VERMILION – Three men who police say burglarized and vandalized a Claus Road home were arraigned Tuesday in Vermilion Municipal Court, receiving a bond equal to the amount of damage allegedly caused during a game of “truth or dare.”
Justin Hoag, 21, of Lorain, and Steven Mahl, 18, and Joshua Mason, 18, both of Elyria, appeared in court to answer to charges of burglary and receiving stolen property stemming from the Nov. 12 break-in at a home on the 2300 block of Claus Road.
|CHUCK HUMEL / CHRONICLE|
|From left: Justin Hoag, 20, Joshua Mason, 18, and Steven Mahl, 18, walk into Vermilion Municipal Court on Tuesday.|
Vermilion Municipal Court Judge Elizabeth Wakefield ordered each man held on a $50,000 bond after each pleaded not guilty to the felony charges.

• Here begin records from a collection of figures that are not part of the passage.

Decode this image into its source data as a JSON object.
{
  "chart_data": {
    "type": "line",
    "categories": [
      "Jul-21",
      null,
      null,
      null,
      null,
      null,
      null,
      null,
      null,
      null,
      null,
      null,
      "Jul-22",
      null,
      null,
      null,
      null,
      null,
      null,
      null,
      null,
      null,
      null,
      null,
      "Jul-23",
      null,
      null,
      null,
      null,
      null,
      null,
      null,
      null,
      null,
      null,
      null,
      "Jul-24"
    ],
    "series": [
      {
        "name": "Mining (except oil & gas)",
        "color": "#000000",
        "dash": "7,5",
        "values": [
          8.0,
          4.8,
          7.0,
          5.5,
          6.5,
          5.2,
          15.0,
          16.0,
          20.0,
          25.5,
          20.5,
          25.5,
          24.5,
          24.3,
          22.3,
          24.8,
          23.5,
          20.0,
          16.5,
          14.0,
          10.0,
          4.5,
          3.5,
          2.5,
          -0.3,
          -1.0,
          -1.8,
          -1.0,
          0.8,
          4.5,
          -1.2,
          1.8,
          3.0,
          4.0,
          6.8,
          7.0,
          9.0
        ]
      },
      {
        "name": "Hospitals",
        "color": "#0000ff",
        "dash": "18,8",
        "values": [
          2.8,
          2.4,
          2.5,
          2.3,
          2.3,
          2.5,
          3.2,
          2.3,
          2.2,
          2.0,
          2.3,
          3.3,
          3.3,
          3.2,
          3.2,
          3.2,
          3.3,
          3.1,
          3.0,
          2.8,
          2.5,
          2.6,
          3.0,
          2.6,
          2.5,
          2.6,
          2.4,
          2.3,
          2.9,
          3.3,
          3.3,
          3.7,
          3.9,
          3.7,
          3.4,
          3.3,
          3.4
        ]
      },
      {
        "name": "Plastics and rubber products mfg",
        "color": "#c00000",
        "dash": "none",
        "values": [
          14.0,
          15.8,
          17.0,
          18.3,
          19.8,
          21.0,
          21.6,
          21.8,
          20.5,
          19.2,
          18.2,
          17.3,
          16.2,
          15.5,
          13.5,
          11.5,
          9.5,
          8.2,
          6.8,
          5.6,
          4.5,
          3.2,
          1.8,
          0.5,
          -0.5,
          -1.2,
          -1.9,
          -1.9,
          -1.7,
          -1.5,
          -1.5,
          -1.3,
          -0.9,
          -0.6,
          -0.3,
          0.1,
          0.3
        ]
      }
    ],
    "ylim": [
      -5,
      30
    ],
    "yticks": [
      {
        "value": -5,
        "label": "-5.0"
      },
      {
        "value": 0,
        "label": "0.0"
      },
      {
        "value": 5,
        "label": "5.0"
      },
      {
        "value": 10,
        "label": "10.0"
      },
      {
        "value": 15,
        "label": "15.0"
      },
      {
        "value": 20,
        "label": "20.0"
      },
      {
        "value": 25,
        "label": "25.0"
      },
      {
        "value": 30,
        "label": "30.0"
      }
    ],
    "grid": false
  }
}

Wakefield said the substantial bail was needed because of the extensive damage police say the three men caused when they broke into the home of Brad Riggs on a dare. Police say the men where playing “truth or dare” and picked Riggs` home on whim and once inside, destroyed all that they could.
The homeowner`s son returned home to find someone had smashed two big-screen TVs, an arcade game and a 55-gallon aquarium, items from the kitchen were dumped, a waterbed was slashed, a toilet was clogged, furniture and a child`s room were trashed, an obscene four-letter word was carved into the felt of the pool table, pool cues were broken and bar stools were slashed.
In the garage, all four tires on a 1995 Pontiac Trans Am were slashed, and dog feces had been put on the vehicle`s engine.
Police were at a standstill in the case until a report of the incident appeared in newspapers and on TV news.
That`s when police say tips starting coming in because Mahl and Mason allegedly were bragging to friends about what they did.
Eventually both were brought in by police for questioning and admitted involvement in the burglary, police said
Mahl`s cousin, Hoag, contends he was not involved in the crime. On Tuesday his attorney, Robert Gray, unsuccessfully tried to get Hoag released on a personal bond, claiming his client was not with Mahl and Mason that night.
“It was Justin who assisted the Vermilion Police Department to get this case to where it has evolved,” Gray said in court.
“He didn`t know what happened that night. This is just overzealous charging by the police.”
Gray said Hoag was at home hanging out with a friend, who stayed the night.
Wakefield stood behind her decision to issue Hoag a $50,000 bond but told Gray he could bring up the issue of bond as soon as the facts of the case change.
Vermilion Police Chief Robert Kish said investigators are aware of Hoag`s claim that he was not at the home and are trying to substantiate the alibi.
“If we find new evidence in the case, then we will present that to the prosecutor, who will determine if the charges should be dropped,” Kish said.